Das Geschehen hinter den Kulissen wird interessant

Intimität spielt ebenfalls eine große Rolle in der Backstage-Fotografie, die in den Neunzigerjahren populär wird. Umziehen, Probe laufen und Schminke auflegen sind nun Motive in Kampagnen und Editorials. Der Blick hinter die Kulissen der Modebranche fasziniert und lässt die Models realitätsnäher wirken. Fotograf Juergen Teller setzt auf Reduktion. Sein Motto lautet "Weniger ist mehr", weshalb er seine Bilder minimalistisch hält. Jeans und ein unaufgeregtes weißes Tanktop - mehr braucht es nicht, um ein Gefühl für Mode zu transportieren . Der vor zwei Jahren gestorbene Fotograf Peter Lindbergh fügt dem Ganzen eine zeitlose und filmische Ästhetik hinzu. Er stellt Models kaum geschminkt und in einfarbigen Outfits vor die Kamera oder inszeniert Gruppenbilder, die ein Gefühl von Selbstbestimmtheit und Rebellion vermitteln. Respektvoll ist er mit den Models umgegangen, heißt es. Seine Bilder erzählen authentische Geschichten im Schwarz-Weiß-Format.

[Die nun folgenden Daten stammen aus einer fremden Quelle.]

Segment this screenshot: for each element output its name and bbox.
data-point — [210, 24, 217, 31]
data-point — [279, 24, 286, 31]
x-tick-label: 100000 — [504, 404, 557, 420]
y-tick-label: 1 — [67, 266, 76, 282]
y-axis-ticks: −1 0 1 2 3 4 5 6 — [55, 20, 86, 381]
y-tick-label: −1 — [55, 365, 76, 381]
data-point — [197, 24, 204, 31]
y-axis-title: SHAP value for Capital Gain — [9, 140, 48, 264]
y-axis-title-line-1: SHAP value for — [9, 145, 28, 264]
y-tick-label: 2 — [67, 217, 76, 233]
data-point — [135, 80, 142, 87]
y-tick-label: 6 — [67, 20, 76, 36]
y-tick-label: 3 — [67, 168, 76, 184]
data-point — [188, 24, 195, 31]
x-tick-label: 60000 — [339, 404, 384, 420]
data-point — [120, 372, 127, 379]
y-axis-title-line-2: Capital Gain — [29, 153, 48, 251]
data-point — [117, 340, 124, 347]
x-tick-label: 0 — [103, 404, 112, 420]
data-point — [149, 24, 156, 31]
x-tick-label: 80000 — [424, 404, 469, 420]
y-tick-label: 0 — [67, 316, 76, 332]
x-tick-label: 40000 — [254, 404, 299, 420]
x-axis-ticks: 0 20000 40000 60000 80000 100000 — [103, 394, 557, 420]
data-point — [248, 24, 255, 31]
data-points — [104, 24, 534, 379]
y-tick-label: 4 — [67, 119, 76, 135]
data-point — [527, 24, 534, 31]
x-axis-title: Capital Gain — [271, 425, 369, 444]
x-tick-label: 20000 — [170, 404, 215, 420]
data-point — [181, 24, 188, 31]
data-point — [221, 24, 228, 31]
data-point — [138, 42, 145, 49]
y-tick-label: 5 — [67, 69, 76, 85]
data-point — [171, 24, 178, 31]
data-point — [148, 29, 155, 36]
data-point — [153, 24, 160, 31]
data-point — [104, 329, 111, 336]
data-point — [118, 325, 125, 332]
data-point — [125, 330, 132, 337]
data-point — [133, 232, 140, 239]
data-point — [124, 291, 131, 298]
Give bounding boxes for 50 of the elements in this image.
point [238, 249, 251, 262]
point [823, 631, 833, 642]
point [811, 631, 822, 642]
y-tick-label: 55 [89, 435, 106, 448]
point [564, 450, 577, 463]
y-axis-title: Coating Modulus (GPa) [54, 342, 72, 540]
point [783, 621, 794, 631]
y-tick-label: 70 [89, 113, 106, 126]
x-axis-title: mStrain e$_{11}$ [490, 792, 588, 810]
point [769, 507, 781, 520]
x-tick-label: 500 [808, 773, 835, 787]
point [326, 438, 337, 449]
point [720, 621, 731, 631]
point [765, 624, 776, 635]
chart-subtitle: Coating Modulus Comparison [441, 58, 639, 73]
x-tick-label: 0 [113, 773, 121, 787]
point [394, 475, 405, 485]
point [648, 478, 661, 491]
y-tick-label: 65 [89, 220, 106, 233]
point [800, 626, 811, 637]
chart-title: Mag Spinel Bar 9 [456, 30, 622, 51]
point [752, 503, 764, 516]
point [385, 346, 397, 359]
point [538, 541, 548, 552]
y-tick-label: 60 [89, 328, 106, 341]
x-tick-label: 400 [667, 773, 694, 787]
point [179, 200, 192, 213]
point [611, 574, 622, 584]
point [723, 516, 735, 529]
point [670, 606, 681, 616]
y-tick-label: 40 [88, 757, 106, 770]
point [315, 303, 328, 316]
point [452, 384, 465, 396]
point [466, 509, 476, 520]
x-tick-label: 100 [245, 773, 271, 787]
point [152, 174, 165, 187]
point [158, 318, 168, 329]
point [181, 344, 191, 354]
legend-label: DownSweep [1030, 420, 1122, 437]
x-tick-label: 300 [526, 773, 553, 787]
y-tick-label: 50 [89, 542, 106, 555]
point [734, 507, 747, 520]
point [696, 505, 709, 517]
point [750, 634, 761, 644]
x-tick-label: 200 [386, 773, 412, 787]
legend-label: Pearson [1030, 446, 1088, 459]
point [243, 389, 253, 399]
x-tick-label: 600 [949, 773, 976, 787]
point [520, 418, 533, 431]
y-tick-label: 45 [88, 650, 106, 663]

Auch der Lack blättert, Stile wie Grunge und Heroin-Chic kommen auf. Die Models zeigen blasse Haut, dunkle Augenringe, ausgemergelte Gesichtszüge. Alles Merkmale, die mit Drogenmissbrauch assoziiert werden. Der peruanische Modefotograf Mario Testino stellt dazu vorwiegend androgyne Models vor die Kamera. Das wirft die traditionellen Vorstellungen von "sexy", Geschlecht und sexueller Orientierung über den Haufen.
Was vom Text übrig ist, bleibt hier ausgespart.